Unsure of whether to trust their technical readings, pilots of Air France Flight 447 likely didn’t know how to react to malfunctions in midair and that crucial delay may have caused the flight’s crash in the Atlantic Ocean on June 1, 2009, killing all 228 people on board, according to the results of a massive French investigation into the incident.
France’s Bureau of Investigation and Analysis spent more than two years searching for wreckage and data recorders in the aftermath of the horrific crash of the Airbus 330, en route to France from Brazil.
Released Thursday, the latest report essentially claims that as the plane’s speed sensors failed and stall warning alarms blared throughout the cockpit, the pilots, for unknown reasons, failed to act. When they finally realized inaction was no longer acceptable, they were unsure of what to do.

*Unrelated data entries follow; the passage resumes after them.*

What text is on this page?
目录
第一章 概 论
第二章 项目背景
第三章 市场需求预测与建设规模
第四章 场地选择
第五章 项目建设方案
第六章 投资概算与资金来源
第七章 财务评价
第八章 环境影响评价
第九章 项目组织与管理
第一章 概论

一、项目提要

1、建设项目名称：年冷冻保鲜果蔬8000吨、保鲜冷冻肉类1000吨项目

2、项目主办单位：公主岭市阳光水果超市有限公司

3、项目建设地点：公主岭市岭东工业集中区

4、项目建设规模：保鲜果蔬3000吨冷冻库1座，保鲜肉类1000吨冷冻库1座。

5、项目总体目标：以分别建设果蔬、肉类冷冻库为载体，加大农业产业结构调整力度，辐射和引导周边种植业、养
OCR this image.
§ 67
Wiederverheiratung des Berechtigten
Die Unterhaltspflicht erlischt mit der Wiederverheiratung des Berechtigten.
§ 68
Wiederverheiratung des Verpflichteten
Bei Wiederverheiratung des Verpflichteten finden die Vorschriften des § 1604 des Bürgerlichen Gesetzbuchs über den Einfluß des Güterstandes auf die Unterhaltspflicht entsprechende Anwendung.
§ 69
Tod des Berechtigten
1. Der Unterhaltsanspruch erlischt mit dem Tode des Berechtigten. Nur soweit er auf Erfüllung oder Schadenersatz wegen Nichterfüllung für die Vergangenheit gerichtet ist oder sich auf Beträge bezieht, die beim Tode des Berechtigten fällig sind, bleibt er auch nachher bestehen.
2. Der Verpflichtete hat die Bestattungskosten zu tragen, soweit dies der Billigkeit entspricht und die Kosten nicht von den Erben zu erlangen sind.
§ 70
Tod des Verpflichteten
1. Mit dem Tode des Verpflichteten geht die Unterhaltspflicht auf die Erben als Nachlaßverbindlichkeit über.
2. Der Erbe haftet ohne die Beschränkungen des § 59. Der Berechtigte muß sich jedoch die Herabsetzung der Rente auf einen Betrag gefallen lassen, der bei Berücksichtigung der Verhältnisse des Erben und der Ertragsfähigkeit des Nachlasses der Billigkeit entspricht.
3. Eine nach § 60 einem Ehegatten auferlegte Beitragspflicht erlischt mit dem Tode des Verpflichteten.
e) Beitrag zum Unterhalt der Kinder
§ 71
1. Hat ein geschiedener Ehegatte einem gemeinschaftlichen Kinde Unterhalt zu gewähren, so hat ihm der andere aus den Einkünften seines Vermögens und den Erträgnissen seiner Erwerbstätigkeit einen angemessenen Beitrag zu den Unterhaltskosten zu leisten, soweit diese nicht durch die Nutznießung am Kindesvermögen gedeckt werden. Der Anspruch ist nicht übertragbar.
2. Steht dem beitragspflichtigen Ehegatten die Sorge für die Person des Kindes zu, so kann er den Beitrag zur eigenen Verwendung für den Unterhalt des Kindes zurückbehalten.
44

By piecing together data and voice recordings from the ‘black boxes’ salvaged from the crash site, investigators found that the plane took three minutes and 30 seconds to plummet into the ocean, with no warning given to passengers; data shows the oxygen masks were never deployed. The tragedy, they ruled, was likely was a combination of ignored stall warnings and invalid speed sensor readings.
As the computer called out stall warnings, the voice data reveals the pilots didn’t discuss the situation. And when the plane made good on those threats and stalled out at 38,000 feet, the failed speed sensors further muddled the pilots’ decision making.